Likewise, looking to see how your company compares to those considered competitors is a smart exercise. Unfortunately, too often even the best employees can’t see the forest through the trees. It’s easy to look at personal performance, department performance, and even company performance and assume that all is well. When evaluating your company against a competitor or the economy try to step back and see the big picture.
For example, the S&P 500 has long been looked at as one of the benchmarks of the US economy and in recent years has seen a decline in the overall average revenue reported by each company ($17.9b in 2008 to $16.7b in 2009). That being said, it is important to point out that not every company and not every sector of the S&P 500 has declined in revenues. Take the telecommunications sector; you will see that the overall sector improved from $427b to $436b. Represented by just 9 companies, that’s approximately a $1b improvement per company in an economy that is showing a decline.

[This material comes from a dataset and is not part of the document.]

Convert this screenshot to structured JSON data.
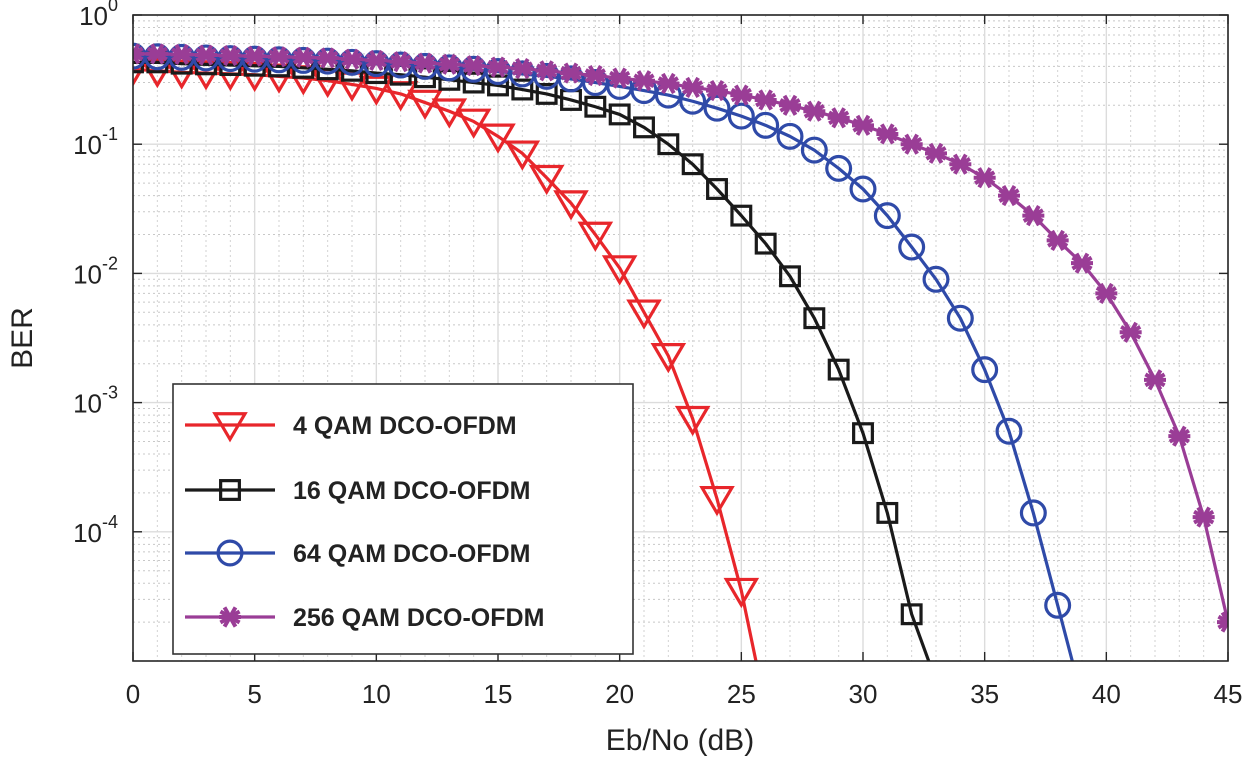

As much as external factors impact the success of the business they are less controllable than internal factors. Nevertheless, employees who practice and perfect their business acumen understand how their decisions play a role in impacting their department, which can impact the company, which can impact the competitive landscape, which can impact the economy. That’s not to say that employee X who decides to loaf around on the job will bring the economy to a halt, but it is to say that employee X is an important part of our economy. Helping employees understand the financial implications of their internal decisions translates to success and improvement externally.
For instance, encouraging internal best practices like continuous improvement, product development, customer relations, employee training, and the like can enable a business to grow and improve despite the external economy. The opposite also holds true; staying the course with what has worked internally for years could enable an external competitor to catch up and potentially surpass you.
Employees with business acumen understand how to benchmark company performance to consistently make better decisions. They’ll know what it takes to stay competitive despite economic challenges and they’ll lead teams that are a step ahead of the ever changing business environment.